10-12. Marillion - Cinderella Search, Jethro Tull - Aqualung, Genesis - The Music Box

Prog rock attracts a particular type of person and when I started at university I was drawn into a group of people who to an extent fitted that type.  Only to some extent though, because let's face it, Prog rock is the last refuge of the socially uncool.  Which we were.  Defiantly and proudly so.  I'm not quite sure who WAS cool there, the land managers and rugby fraternity in their cords, smart jumpers and starched collar shirts or the ripped jeans, floppy haired, sit-on-the-floor studenty students, indulgently parading a plethora of affectations including recently self-appointed nicknames. We weren't cool, but we were pretty far from the sort of social misfits whose introversion was a defence against an unforgiving outside world as opposed to our introversion, which was a lifestyle choice borne out of contempt for the attention-seekers and fun fascists.

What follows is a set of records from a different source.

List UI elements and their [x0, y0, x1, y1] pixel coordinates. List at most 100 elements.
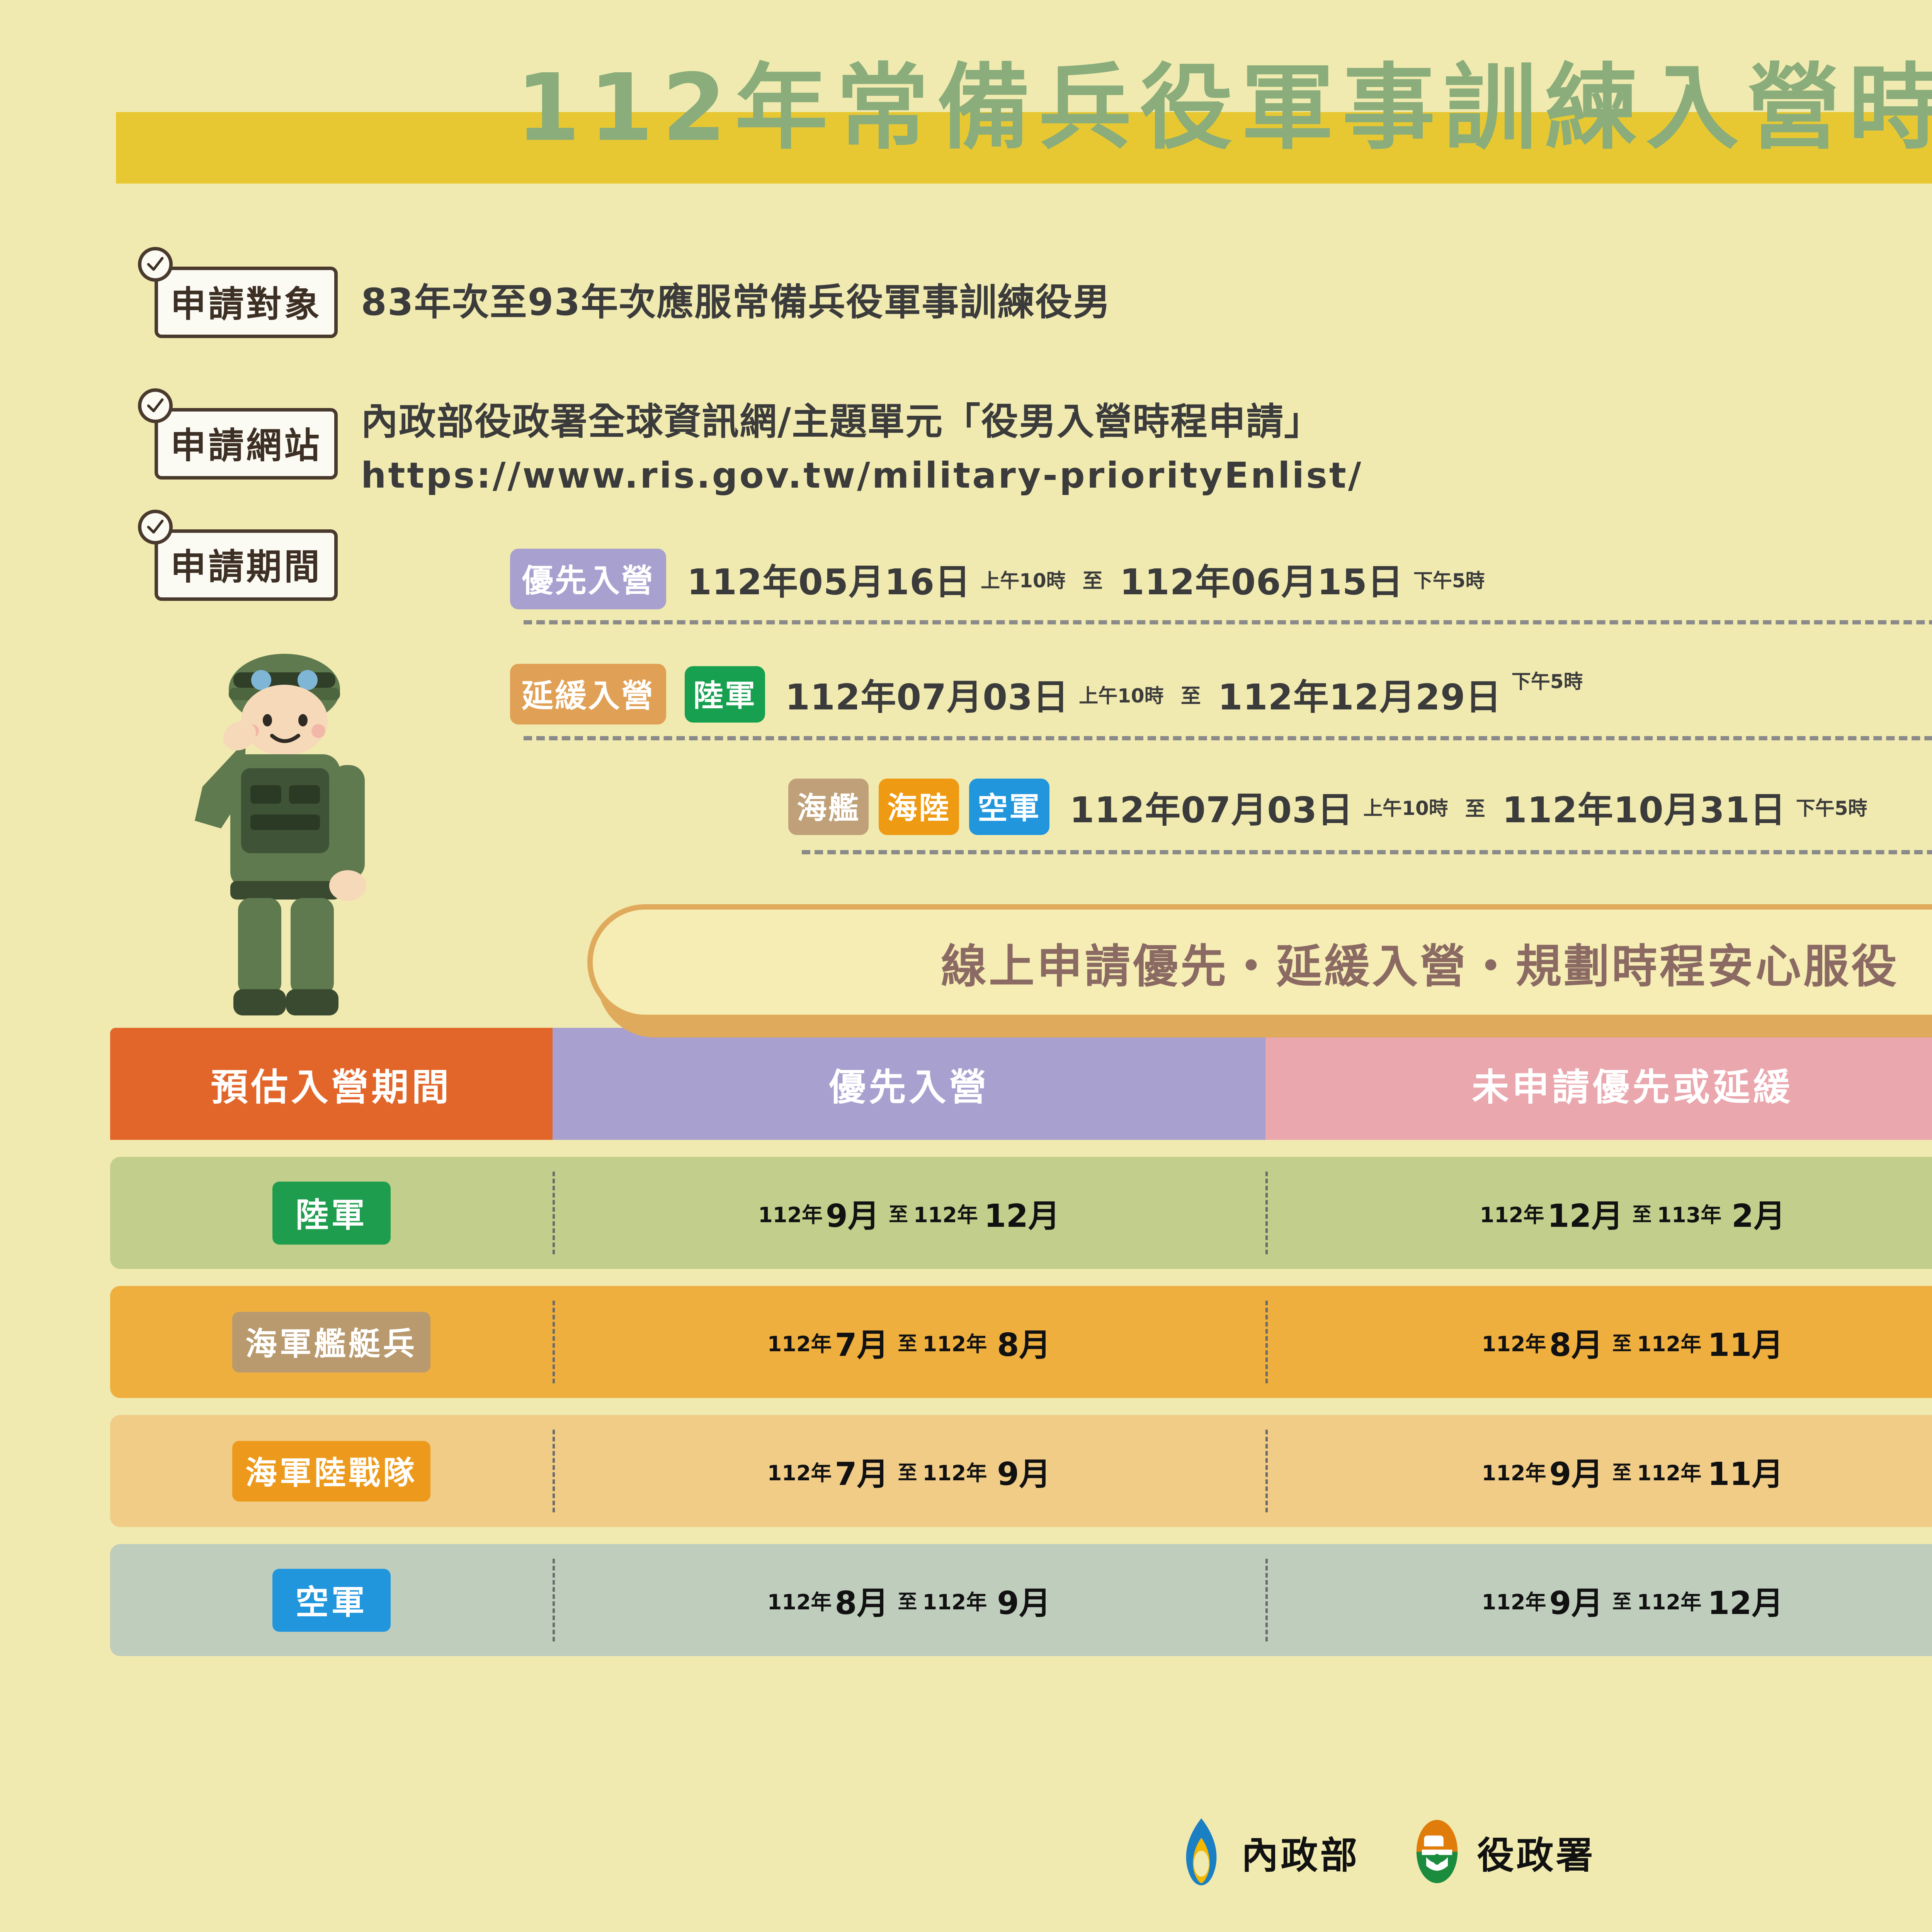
table-header-row: 預估入營期間 優先入營 未申請優先或延緩 延緩入營 [110, 1028, 1932, 1140]
service-badge-marine: 海軍陸戰隊 [232, 1440, 430, 1502]
info-row-applicant: 申請對象 83年次至93年次應服常備兵役軍事訓練役男 [138, 247, 1111, 338]
priority-sep: 至 [898, 1590, 917, 1613]
priority-sep: 至 [898, 1332, 917, 1355]
deferred-army-end-time: 下午5時 [1511, 670, 1583, 693]
table-row: 海軍陸戰隊 112年 7月 至 112年 9月 112年 9月 至 112年 1… [110, 1415, 1932, 1527]
info-row-website: 申請網站 內政部役政署全球資訊網/主題單元「役男入營時程申請」 https://… [138, 388, 1363, 496]
period-divider-2 [524, 736, 1932, 740]
footer-nca: 役政署 [1410, 1816, 1595, 1888]
deferred-navy-separator: 至 [1465, 797, 1485, 821]
page-title-wrap: 112年常備兵役軍事訓練入營時程申請 [0, 58, 1932, 158]
priority-start-time: 上午10時 [981, 569, 1066, 592]
row-none-cell: 112年 9月 至 112年 12月 [1265, 1544, 1932, 1656]
label-box-website: 申請網站 [138, 388, 338, 480]
none-to-month: 2月 [1731, 1197, 1786, 1235]
label-website: 申請網站 [170, 425, 322, 466]
value-website-path: 內政部役政署全球資訊網/主題單元「役男入營時程申請」 [361, 400, 1322, 443]
service-badge-airforce: 空軍 [272, 1568, 391, 1632]
none-to-year: 112年 [1637, 1461, 1702, 1485]
priority-to-month: 12月 [984, 1197, 1060, 1235]
pill-service-marine: 海陸 [879, 779, 959, 835]
none-sep: 至 [1612, 1332, 1632, 1355]
priority-to-year: 112年 [922, 1590, 987, 1614]
priority-separator: 至 [1082, 570, 1103, 593]
none-from-year: 112年 [1481, 1461, 1546, 1485]
deferred-army-start-time: 上午10時 [1079, 684, 1164, 707]
check-icon [138, 388, 173, 423]
pill-service-airforce: 空軍 [969, 779, 1050, 835]
priority-to-year: 112年 [922, 1332, 987, 1356]
deferred-navy-start-date: 112年07月03日 [1070, 789, 1354, 831]
nca-logo-icon [1410, 1816, 1464, 1888]
none-to-month: 12月 [1708, 1585, 1784, 1622]
deferred-navy-start-time: 上午10時 [1363, 797, 1448, 820]
period-row-deferred-navy-air: 海艦 海陸 空軍 112年07月03日 上午10時 至 112年10月31日 下… [788, 779, 1867, 835]
priority-end-date: 112年06月15日 [1119, 561, 1403, 603]
row-priority-cell: 112年 9月 至 112年 12月 [553, 1157, 1265, 1269]
moi-label: 內政部 [1241, 1833, 1360, 1877]
period-divider-1 [524, 620, 1932, 624]
label-box-period: 申請期間 [138, 510, 338, 601]
row-service-cell: 海軍艦艇兵 [110, 1286, 553, 1398]
period-row-priority: 優先入營 112年05月16日 上午10時 至 112年06月15日 下午5時 [510, 549, 1485, 609]
priority-from-month: 8月 [835, 1585, 889, 1622]
info-row-period: 申請期間 [138, 510, 338, 601]
none-from-month: 8月 [1549, 1327, 1603, 1364]
moi-logo-icon [1174, 1816, 1228, 1888]
deferred-army-start-date: 112年07月03日 [785, 677, 1069, 718]
check-icon [138, 247, 173, 282]
enlistment-schedule-table: 預估入營期間 優先入營 未申請優先或延緩 延緩入營 陸軍 112年 9月 至 1… [110, 1028, 1932, 1656]
none-from-year: 112年 [1481, 1332, 1546, 1356]
row-priority-cell: 112年 8月 至 112年 9月 [553, 1544, 1265, 1656]
deferred-army-separator: 至 [1180, 685, 1201, 708]
none-sep: 至 [1632, 1203, 1652, 1226]
service-badge-army: 陸軍 [272, 1181, 391, 1245]
priority-to-year: 112年 [913, 1202, 978, 1227]
pill-deferred-enlist: 延緩入營 [510, 664, 667, 724]
priority-to-month: 9月 [997, 1456, 1051, 1493]
value-applicant: 83年次至93年次應服常備兵役軍事訓練役男 [361, 281, 1111, 324]
period-divider-3 [802, 850, 1932, 854]
none-to-year: 112年 [1637, 1590, 1702, 1614]
priority-from-month: 7月 [835, 1327, 889, 1364]
priority-from-year: 112年 [767, 1590, 832, 1614]
website-values: 內政部役政署全球資訊網/主題單元「役男入營時程申請」 https://www.r… [361, 398, 1363, 496]
none-from-year: 112年 [1480, 1202, 1544, 1227]
none-sep: 至 [1612, 1590, 1632, 1613]
priority-end-time: 下午5時 [1413, 569, 1485, 592]
deferred-navy-end-time: 下午5時 [1796, 797, 1867, 820]
period-row-deferred-army: 延緩入營 陸軍 112年07月03日 上午10時 至 112年12月29日 下午… [510, 664, 1583, 724]
priority-sep: 至 [888, 1203, 908, 1226]
none-to-month: 11月 [1708, 1327, 1784, 1364]
footer: 內政部 役政署 [0, 1816, 1932, 1888]
table-row: 海軍艦艇兵 112年 7月 至 112年 8月 112年 8月 至 112年 1… [110, 1286, 1932, 1398]
application-url[interactable]: https://www.ris.gov.tw/military-priority… [361, 454, 1363, 496]
priority-from-month: 7月 [835, 1456, 889, 1493]
deferred-army-end-date: 112年12月29日 [1218, 677, 1502, 718]
row-none-cell: 112年 8月 至 112年 11月 [1265, 1286, 1932, 1398]
table-row: 空軍 112年 8月 至 112年 9月 112年 9月 至 112年 12月 … [110, 1544, 1932, 1656]
soldier-mascot-illustration [147, 649, 425, 1036]
priority-from-month: 9月 [825, 1197, 879, 1235]
nca-label: 役政署 [1477, 1833, 1595, 1877]
pill-service-navy-ship: 海艦 [788, 779, 869, 835]
footer-moi: 內政部 [1174, 1816, 1360, 1888]
none-from-month: 9月 [1549, 1585, 1603, 1622]
pill-priority-enlist: 優先入營 [510, 549, 667, 609]
check-icon [138, 510, 173, 544]
label-box-applicant: 申請對象 [138, 247, 338, 338]
priority-to-month: 8月 [997, 1327, 1051, 1364]
title-highlight-bar [116, 112, 1932, 184]
priority-from-year: 112年 [767, 1332, 832, 1356]
deferred-navy-end-date: 112年10月31日 [1502, 789, 1786, 831]
row-service-cell: 陸軍 [110, 1157, 553, 1269]
page-title: 112年常備兵役軍事訓練入營時程申請 [516, 54, 1932, 162]
row-priority-cell: 112年 7月 至 112年 8月 [553, 1286, 1265, 1398]
priority-sep: 至 [898, 1461, 917, 1484]
none-from-month: 9月 [1549, 1456, 1603, 1493]
none-to-year: 113年 [1657, 1202, 1722, 1227]
row-priority-cell: 112年 7月 至 112年 9月 [553, 1415, 1265, 1527]
priority-start-date: 112年05月16日 [687, 561, 971, 603]
table-row: 陸軍 112年 9月 至 112年 12月 112年 12月 至 113年 2月… [110, 1157, 1932, 1269]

Certain types of music appeal to certain types of people.  There's a brashness and arrogance to Hip Hop and RnB that means that your average introspective, introverted wallflowers who might like folk and prog rock would be highly unlikely to make the musical cross-over.  I mean, how many times does a car drive down your road with Jethro Tull blaring out of its windows, while the driver hangs a limp arm arrogantly over the door and slides so far down in his seat that only the top of his baseball cap be seen?

Phil's room in hall was the focal point for our social life in the first year.  Phil was into Jethro Tull, Fairport Convention and early Genesis.  Nick Buckingham liked some of that, plus Marillion.  As did Geoff.  All three drank scrumpy from The Grog Shop.  My liking for these bands - which had started before I arrived, thanks to John doing me a copy of Misplaced Childhood and my cousins in New York evangelising about Tull to me - grew as I sat in Phil's room listening to albums that were never going to entice the girls to come knocking, hopeful of a party going on.  (I couldn't get into scrumpy though, as it smelled of fart, so I never got it close enough to my mouth to taste.)  Thanks to these chaps (only someone who likes prog rock would say chaps) I found that strange and ever-changing time signatures, flute solos, overly-erudite lyrics, syncopated rhythms and harpsichords could actually sound good.  And album covers featuring Victorian children playing croquet with decapitated heads were so much more interesting than George Michael smelling his own arm pit.

Given my boys' school education and general lack of exposure to girls as a teenager - and perhaps just some inexcusable crapness - the song that best encapsulated my first year at university was Marillion's Cinderella Search.  Like a musician in a prog rock band, I was trying a bit too hard and consequently repelled rather than attracted interest.  Some of the choices I made at the time certainly edged me closer to the prog rock community for the terminally uncool, like wearing cowboy boots on nights out and sitting with the other saddos in my group for 3 hours beneath an increasingly lofty tower of plastic pint glasses drained of bitter before feeling drunk and therefore courageous enough to approach girls with dismally contrived chat up lines.